Daí à psicopatia, foi um pulo.
Com a frieza dum Raskolnikov, planejei minuciosamente o crime por algumas semanas. Revisei horários, avaliei o comportamento das professoras e escolhi a que ligaria o ventilador logo cedo. Previsibilidade era importante. Então, no dia escolhido, cheguei mais cedo, esmaguei um giz até virar pó, espalhei por cima de uma das pás do ventilador e sentei, paciente e compenetrado, esperando que o plot se desvelasse. Era a armadilha perfeita, com requintes de crueldade, admito. Hoje em dia, talvez me rendesse um processo. À época, porém, era apenas tesão em estado bruto - o que não sei se melhora muito o ensejo, mas, enfim...
A professora entrou, deu bom dia e ligou o ventilador. Imediatamente, a névoa branca fez sua dança macabra pelo ar e pousou sobre a cabeça de Márcia, com a delicadeza de gás mostarda. Foi tão lindo que quase me recorda da cena do sangue em “Carrie, a Estranha”. Em poucos segundos, Márcia desataria a se coçar, desesperada e incontrolavelmente, era a hora e a vez de brilhar: levantei-me, fúria calculada, indignado, como quem a um linchamento presencia, e cínico, apontando os baderneiros de sempre - meus amigos, inocentes neste prélio.
“Caralho, vocês são demais! Isso é brincadeira que se faça? Ela é alérgica, pô! Professora, posso acompanhar Márcia à secretaria?”

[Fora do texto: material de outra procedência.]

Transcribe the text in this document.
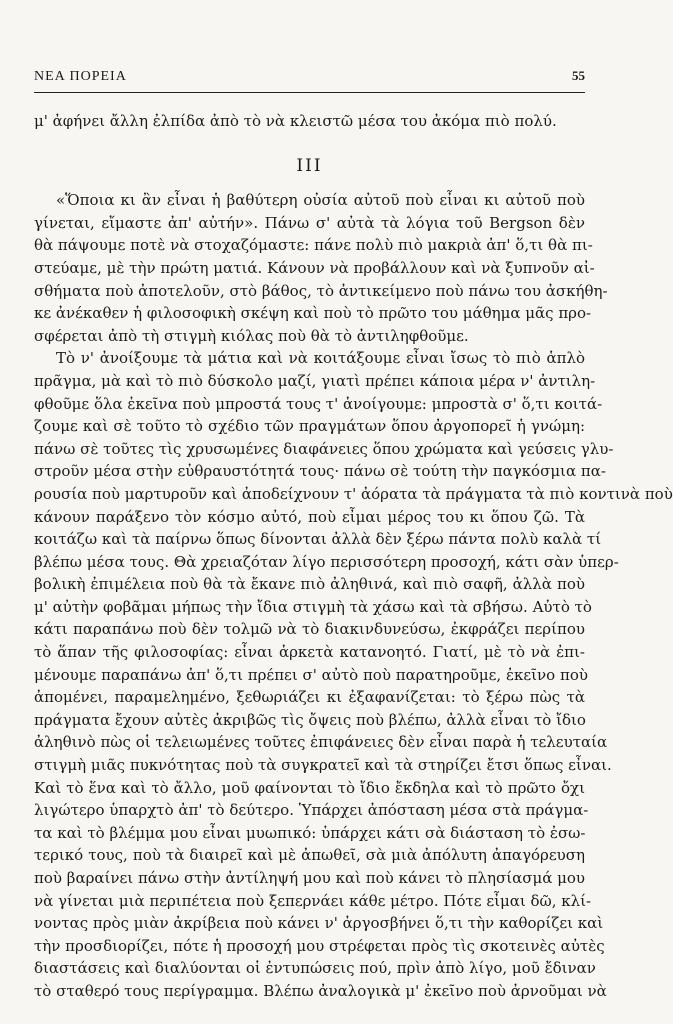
ΝΕΑ ΠΟΡΕΙΑ	55
μ' ἀφήνει ἄλλη ἐλπίδα ἀπὸ τὸ νὰ κλειστῶ μέσα του ἀκόμα πιὸ πολύ.
III
«Ὅποια κι ἂν εἶναι ἡ βαθύτερη οὐσία αὐτοῦ ποὺ εἶναι κι αὐτοῦ ποὺ
γίνεται, εἴμαστε ἀπ' αὐτήν». Πάνω σ' αὐτὰ τὰ λόγια τοῦ Bergson δὲν
θὰ πάψουμε ποτὲ νὰ στοχαζόμαστε: πάνε πολὺ πιὸ μακριὰ ἀπ' ὅ,τι θὰ πι-
στεύαμε, μὲ τὴν πρώτη ματιά. Κάνουν νὰ προβάλλουν καὶ νὰ ξυπνοῦν αἰ-
σθήματα ποὺ ἀποτελοῦν, στὸ βάθος, τὸ ἀντικείμενο ποὺ πάνω του ἀσκήθη-
κε ἀνέκαθεν ἡ φιλοσοφικὴ σκέψη καὶ ποὺ τὸ πρῶτο του μάθημα μᾶς προ-
σφέρεται ἀπὸ τὴ στιγμὴ κιόλας ποὺ θὰ τὸ ἀντιληφθοῦμε.
Τὸ ν' ἀνοίξουμε τὰ μάτια καὶ νὰ κοιτάξουμε εἶναι ἴσως τὸ πιὸ ἁπλὸ
πρᾶγμα, μὰ καὶ τὸ πιὸ δύσκολο μαζί, γιατὶ πρέπει κάποια μέρα ν' ἀντιλη-
φθοῦμε ὅλα ἐκεῖνα ποὺ μπροστά τους τ' ἀνοίγουμε: μπροστὰ σ' ὅ,τι κοιτά-
ζουμε καὶ σὲ τοῦτο τὸ σχέδιο τῶν πραγμάτων ὅπου ἀργοπορεῖ ἡ γνώμη:
πάνω σὲ τοῦτες τὶς χρυσωμένες διαφάνειες ὅπου χρώματα καὶ γεύσεις γλυ-
στροῦν μέσα στὴν εὐθραυστότητά τους· πάνω σὲ τούτη τὴν παγκόσμια πα-
ρουσία ποὺ μαρτυροῦν καὶ ἀποδείχνουν τ' ἀόρατα τὰ πράγματα τὰ πιὸ κοντινὰ ποὺ
κάνουν παράξενο τὸν κόσμο αὐτό, ποὺ εἶμαι μέρος του κι ὅπου ζῶ. Τὰ
κοιτάζω καὶ τὰ παίρνω ὅπως δίνονται ἀλλὰ δὲν ξέρω πάντα πολὺ καλὰ τί
βλέπω μέσα τους. Θὰ χρειαζόταν λίγο περισσότερη προσοχή, κάτι σὰν ὑπερ-
βολικὴ ἐπιμέλεια ποὺ θὰ τὰ ἔκανε πιὸ ἀληθινά, καὶ πιὸ σαφῆ, ἀλλὰ ποὺ
μ' αὐτὴν φοβᾶμαι μήπως τὴν ἴδια στιγμὴ τὰ χάσω καὶ τὰ σβήσω. Αὐτὸ τὸ
κάτι παραπάνω ποὺ δὲν τολμῶ νὰ τὸ διακινδυνεύσω, ἐκφράζει περίπου
τὸ ἅπαν τῆς φιλοσοφίας: εἶναι ἀρκετὰ κατανοητό. Γιατί, μὲ τὸ νὰ ἐπι-
μένουμε παραπάνω ἀπ' ὅ,τι πρέπει σ' αὐτὸ ποὺ παρατηροῦμε, ἐκεῖνο ποὺ
ἀπομένει, παραμελημένο, ξεθωριάζει κι ἐξαφανίζεται: τὸ ξέρω πὼς τὰ
πράγματα ἔχουν αὐτὲς ἀκριβῶς τὶς ὄψεις ποὺ βλέπω, ἀλλὰ εἶναι τὸ ἴδιο
ἀληθινὸ πὼς οἱ τελειωμένες τοῦτες ἐπιφάνειες δὲν εἶναι παρὰ ἡ τελευταία
στιγμὴ μιᾶς πυκνότητας ποὺ τὰ συγκρατεῖ καὶ τὰ στηρίζει ἔτσι ὅπως εἶναι.
Καὶ τὸ ἕνα καὶ τὸ ἄλλο, μοῦ φαίνονται τὸ ἴδιο ἔκδηλα καὶ τὸ πρῶτο ὄχι
λιγώτερο ὑπαρχτὸ ἀπ' τὸ δεύτερο. Ὑπάρχει ἀπόσταση μέσα στὰ πράγμα-
τα καὶ τὸ βλέμμα μου εἶναι μυωπικό: ὑπάρχει κάτι σὰ διάσταση τὸ ἐσω-
τερικό τους, ποὺ τὰ διαιρεῖ καὶ μὲ ἀπωθεῖ, σὰ μιὰ ἀπόλυτη ἀπαγόρευση
ποὺ βαραίνει πάνω στὴν ἀντίληψή μου καὶ ποὺ κάνει τὸ πλησίασμά μου
νὰ γίνεται μιὰ περιπέτεια ποὺ ξεπερνάει κάθε μέτρο. Πότε εἶμαι δῶ, κλί-
νοντας πρὸς μιὰν ἀκρίβεια ποὺ κάνει ν' ἀργοσβήνει ὅ,τι τὴν καθορίζει καὶ
τὴν προσδιορίζει, πότε ἡ προσοχή μου στρέφεται πρὸς τὶς σκοτεινὲς αὐτὲς
διαστάσεις καὶ διαλύονται οἱ ἐντυπώσεις πού, πρὶν ἀπὸ λίγο, μοῦ ἔδιναν
τὸ σταθερό τους περίγραμμα. Βλέπω ἀναλογικὰ μ' ἐκεῖνο ποὺ ἀρνοῦμαι νὰ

Ninguém entendeu porra nenhuma. Nem precisava: três minutos depois, estávamos sentados lado a lado, ela fungando, eu oferecendo compaixão - depois, lenços, palavras ternas, maturidade para repreender o comportamento infantil “alheio” e uma generosidade afetada que Irmã Dulce teria dificuldade em sustentar.
Funcionou: alguns dias depois, Márcia passaria a reparar nos livros, a perguntar das personagens e histórias que eu, pretensiosamente, lia. Contei-lhe do plano do giz e dos meus intentos. Ela riu - e engatamos um namorico que duraria, ali, algum tempo. Meses mais tarde, porém, como todo adolescente descompromissado de minha geração, eu acharia companhia mais interessante e colocaria um par de chifres em sua cabeça.
Moral da história: o cachorro que se foda. O melhor amigo do homem é o planejamento.
E o giz.
Marcone H. de Sousa é baiano, cronista, acredita que o grande mal escondido por trás da I.A. é o absurdo uso que fazem da mesma como terapia, admite escrever pior que a mesma, mas já tinha 3 livros publicados quando o chatGPT ainda era só mato.